Moral Psychology Lab Meeting
Title: Pragmatic encroachment and the nature of reasons
Abstract: Defenders of pragmatic encroachment in epistemology hold that positive epistemic statuses (usually knowledge or justification) are sensitive to pragmatic considerations: to what a person has reason to do. But there are metaethical positions on which defenders of pragmatic encroachment have not taken a stance, e.g., what sort of thing is a normative reason? What is the basis of the normativity of practical reasons? It may be thought that the answers to these metaethical questions do not make a difference to the truth or falsity of the defender of pragmatic encroachment’s main thesis: just as one can, for the most part, ‘plug in’ one’s own account of epistemic justification, so, it may be thought, can one ‘plug in’ different views about the nature and basis of reasons.

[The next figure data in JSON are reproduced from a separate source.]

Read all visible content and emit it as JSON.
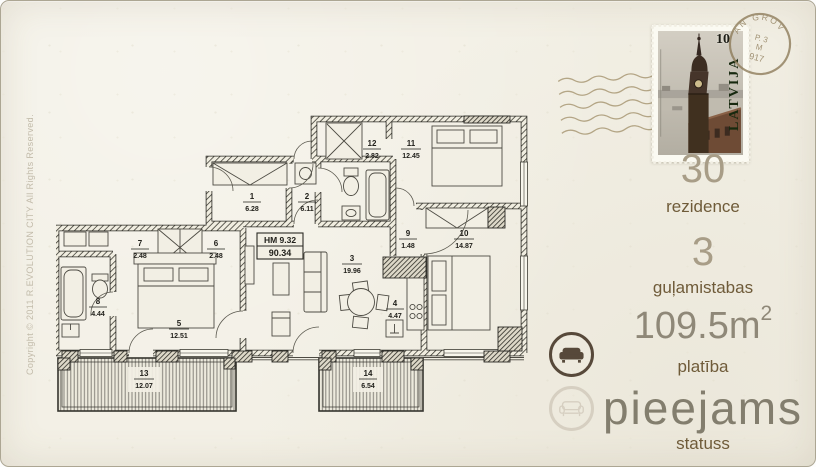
{
  "page": {
    "copyright": "Copyright © 2011 R.EVOLUTION CITY All Rights Reserved.",
    "colors": {
      "paper": "#f2efe4",
      "plan_ink": "#2b2a25",
      "value_text": "#a89d87",
      "label_text": "#6f5b39",
      "status_value_text": "#837e6e",
      "icon_active": "#57493a",
      "icon_inactive": "#d6cfc1"
    }
  },
  "plan": {
    "header_box": {
      "line1": "HM 9.32",
      "line2": "90.34"
    },
    "rooms": [
      {
        "num": "1",
        "area": "6.28"
      },
      {
        "num": "2",
        "area": "6.11"
      },
      {
        "num": "3",
        "area": "19.96"
      },
      {
        "num": "4",
        "area": "4.47"
      },
      {
        "num": "5",
        "area": "12.51"
      },
      {
        "num": "6",
        "area": "2.48"
      },
      {
        "num": "7",
        "area": "2.48"
      },
      {
        "num": "8",
        "area": "4.44"
      },
      {
        "num": "9",
        "area": "1.48"
      },
      {
        "num": "10",
        "area": "14.87"
      },
      {
        "num": "11",
        "area": "12.45"
      },
      {
        "num": "12",
        "area": "2.82"
      },
      {
        "num": "13",
        "area": "12.07"
      },
      {
        "num": "14",
        "area": "6.54"
      }
    ]
  },
  "stamp": {
    "country": "LATVIJA",
    "denomination": "10",
    "postmark": {
      "arc_text": "AN GROV",
      "line1": "P. 3",
      "line2": "M",
      "line3": "917"
    }
  },
  "details": {
    "residence": {
      "value": "30",
      "label": "rezidence"
    },
    "bedrooms": {
      "value": "3",
      "label": "guļamistabas"
    },
    "area": {
      "value": "109.5",
      "unit": "m",
      "exponent": "2",
      "label": "platība"
    },
    "status": {
      "value": "pieejams",
      "label": "statuss"
    }
  },
  "icons": {
    "status_active": "sofa-icon",
    "status_inactive": "sofa-outline-icon"
  }
}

And, indeed, the examples that defenders of pragmatic encroachment choose to motivate or illustrate their theses, such as Fantl and McGrath’s Train Cases and Stanley’s Bank Cases, are not ones to which people’s commitments to metaethical questions about the nature of practical reasons will likely make a difference. But at least some metaethical positions on the nature and basis of normative reasons do matter for the defender of pragmatic encroachment’s main thesis, in the sense that her view will generate different verdicts about certain kinds of cases depending on the metaethical position she holds. In this paper I will draw attention to one such metaethical position: whether one is an internalist or an externalist about reasons. I will explain these two positions, and how which of these views a PE theorist holds makes a difference to the verdicts one’s pragmatic encroachment account generates. Finally, I will draw attention to the advantages, to the defender of pragmatic encroachment, of accepting externalism about reasons.